Symposium: The question of bioethics and the need to grow

Dr Mubarak Ali discusses how the education system became divisive and commercialised


Our Correspondent September 19, 2015
Historian Dr Mubarak Ali. PHOTO: APP

KARACHI: Education that does not generate new ideas and thoughts will keep society at a standstill and not let it grow. The state of education will not change unless the state takes charge of it and eliminates all divisions ingrained in the system.

Historian Dr Mubarak Ali voiced these thoughts on historical perspectives of Islamic education at a symposium titled 'Bioethics Goes to School' at the Centre of Biomedical Ethics and Culture, Sindh Institute of Urology and Transplantation on Saturday.

According to him, a huge change in madrassas was witnessed after the British with the introduction of proper examination system and hostels for students. "It is in these madrassas, such as Sir Syed Ahmed Khan's Aligarh College and Sindh Madressatul Islam, that both religious and secular education was provided," said Ali. He then trailed the series of events that led to the division of education system owing to people such as hakeems, who believed in the spread of knowledge to their particular community alone. "Subsequent division of education along the rich and poor lines led to what we now see as commercialism," he said.

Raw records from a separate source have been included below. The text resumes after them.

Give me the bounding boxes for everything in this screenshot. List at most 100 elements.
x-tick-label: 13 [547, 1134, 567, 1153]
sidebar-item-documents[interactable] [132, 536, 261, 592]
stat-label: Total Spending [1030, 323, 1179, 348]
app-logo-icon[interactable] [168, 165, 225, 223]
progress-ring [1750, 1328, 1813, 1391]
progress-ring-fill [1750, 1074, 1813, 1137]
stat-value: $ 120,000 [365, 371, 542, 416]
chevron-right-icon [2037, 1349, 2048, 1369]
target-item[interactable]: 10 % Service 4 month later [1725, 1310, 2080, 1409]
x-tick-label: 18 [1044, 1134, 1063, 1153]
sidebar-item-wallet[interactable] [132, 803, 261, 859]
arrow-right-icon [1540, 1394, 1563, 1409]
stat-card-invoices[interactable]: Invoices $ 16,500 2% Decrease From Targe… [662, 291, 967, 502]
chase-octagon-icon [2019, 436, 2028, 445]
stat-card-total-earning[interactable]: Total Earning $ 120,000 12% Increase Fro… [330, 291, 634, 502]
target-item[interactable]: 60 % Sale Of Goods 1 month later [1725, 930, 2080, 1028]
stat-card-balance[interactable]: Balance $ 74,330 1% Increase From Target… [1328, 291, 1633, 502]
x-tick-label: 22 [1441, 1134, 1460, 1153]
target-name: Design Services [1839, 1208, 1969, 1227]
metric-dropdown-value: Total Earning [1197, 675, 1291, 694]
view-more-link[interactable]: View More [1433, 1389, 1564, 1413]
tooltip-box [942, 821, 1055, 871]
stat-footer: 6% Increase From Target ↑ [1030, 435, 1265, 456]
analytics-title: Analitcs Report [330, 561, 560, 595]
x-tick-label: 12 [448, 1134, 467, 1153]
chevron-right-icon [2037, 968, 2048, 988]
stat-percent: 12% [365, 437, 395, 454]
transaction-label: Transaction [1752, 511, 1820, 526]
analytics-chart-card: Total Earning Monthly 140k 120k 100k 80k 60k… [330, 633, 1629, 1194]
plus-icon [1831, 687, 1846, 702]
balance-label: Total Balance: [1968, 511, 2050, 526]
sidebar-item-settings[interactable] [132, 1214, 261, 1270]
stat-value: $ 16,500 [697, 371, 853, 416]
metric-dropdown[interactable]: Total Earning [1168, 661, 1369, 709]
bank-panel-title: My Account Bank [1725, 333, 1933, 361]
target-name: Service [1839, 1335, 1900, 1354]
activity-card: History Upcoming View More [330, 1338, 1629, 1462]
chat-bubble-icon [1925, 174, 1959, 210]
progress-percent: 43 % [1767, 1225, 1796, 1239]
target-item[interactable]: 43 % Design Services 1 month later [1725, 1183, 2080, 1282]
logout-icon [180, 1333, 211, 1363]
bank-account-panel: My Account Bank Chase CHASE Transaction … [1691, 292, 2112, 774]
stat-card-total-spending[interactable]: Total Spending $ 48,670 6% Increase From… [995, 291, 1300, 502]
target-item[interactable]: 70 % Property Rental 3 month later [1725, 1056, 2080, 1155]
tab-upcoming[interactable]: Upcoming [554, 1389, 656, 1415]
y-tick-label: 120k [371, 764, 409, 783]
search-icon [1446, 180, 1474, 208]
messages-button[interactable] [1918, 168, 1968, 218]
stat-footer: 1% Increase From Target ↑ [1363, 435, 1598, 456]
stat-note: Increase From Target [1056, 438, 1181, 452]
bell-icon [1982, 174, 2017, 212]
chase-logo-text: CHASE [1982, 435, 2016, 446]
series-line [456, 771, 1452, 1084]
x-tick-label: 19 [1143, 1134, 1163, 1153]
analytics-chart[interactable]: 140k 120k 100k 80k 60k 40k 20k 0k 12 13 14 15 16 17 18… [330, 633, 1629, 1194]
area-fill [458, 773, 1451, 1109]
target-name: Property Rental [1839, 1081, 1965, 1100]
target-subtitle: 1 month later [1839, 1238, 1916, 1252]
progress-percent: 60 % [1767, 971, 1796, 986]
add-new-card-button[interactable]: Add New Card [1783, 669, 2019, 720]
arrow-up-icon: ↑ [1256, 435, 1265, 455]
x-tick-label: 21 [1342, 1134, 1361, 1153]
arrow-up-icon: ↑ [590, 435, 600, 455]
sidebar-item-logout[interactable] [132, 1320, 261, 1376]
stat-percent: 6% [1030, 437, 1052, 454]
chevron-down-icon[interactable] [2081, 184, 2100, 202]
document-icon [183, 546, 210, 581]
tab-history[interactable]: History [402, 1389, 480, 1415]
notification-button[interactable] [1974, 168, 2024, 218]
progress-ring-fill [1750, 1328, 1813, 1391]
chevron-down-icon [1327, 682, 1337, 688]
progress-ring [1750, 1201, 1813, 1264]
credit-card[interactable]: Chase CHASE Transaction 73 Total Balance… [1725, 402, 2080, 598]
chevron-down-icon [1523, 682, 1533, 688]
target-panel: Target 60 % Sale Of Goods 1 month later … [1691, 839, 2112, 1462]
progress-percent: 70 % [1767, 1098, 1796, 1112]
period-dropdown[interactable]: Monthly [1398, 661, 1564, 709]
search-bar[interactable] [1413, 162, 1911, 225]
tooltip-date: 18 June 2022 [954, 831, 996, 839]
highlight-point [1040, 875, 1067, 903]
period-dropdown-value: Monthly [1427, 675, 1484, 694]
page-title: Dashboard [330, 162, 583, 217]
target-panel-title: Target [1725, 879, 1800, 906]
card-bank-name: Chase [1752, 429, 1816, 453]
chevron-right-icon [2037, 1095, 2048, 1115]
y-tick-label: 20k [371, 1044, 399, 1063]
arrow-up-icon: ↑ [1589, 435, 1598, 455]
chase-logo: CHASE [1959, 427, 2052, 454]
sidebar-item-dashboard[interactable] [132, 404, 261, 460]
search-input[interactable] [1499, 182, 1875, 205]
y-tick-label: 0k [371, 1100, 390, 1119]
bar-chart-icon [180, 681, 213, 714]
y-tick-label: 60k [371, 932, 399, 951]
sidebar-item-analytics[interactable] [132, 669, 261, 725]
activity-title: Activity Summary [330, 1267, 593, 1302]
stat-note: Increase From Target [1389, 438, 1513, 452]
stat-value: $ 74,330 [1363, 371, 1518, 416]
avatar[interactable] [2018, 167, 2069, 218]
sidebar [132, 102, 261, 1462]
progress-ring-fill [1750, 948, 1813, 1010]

Coming to the point of ethics and morality in education, Ali said, "A society with no ethics and morals is hollow inside. It cannot survive for long."

Scholar Dr Arfa Sayeda Zehra digressed from Ali's stance on the need of state intervention to get rid of all divisional elements in the education system. She stressed that it is a society that makes the state and not the other way around. She added that former military dictator Gen Ziaul Haq eliminated all traditions of morality. "Morality has no uniform," she said. "It doesn't have a religion either."

Slightly different was the discourse taken by Framji Minwalla from the Institute of Business Administration social sciences and liberal arts department. He talked about Caryl Churchill's play, 'A number', which deals with fundamental issues of how we are as human beings. The subject of the play revolves around the consequences of a choice made by a father when he gets his son cloned in order to redeem the guilt of being neglectful. Little does he know that the hospital has not made one, but 19 replicas of his son.

Minwalla pointed out very powerful themes that left one to question the right and wrong aspects of the choices that the father made. For instance, if a price can be put over another human being, if children are capable of making decisions concerning their own bodies and, above all, the age-old debate of whether or not individuals are determined by their biological makeup or the way in which social community shapes them. "The kicker theme that we find later in the play is that once the original son murders the first clone and [commits] suicide later, the father reaches out to the other 19," said Minwalla. "The ethics of cloning also play a role here as the father holds a materialistic view of the human body."

Published in The Express Tribune, September 20th, 2015.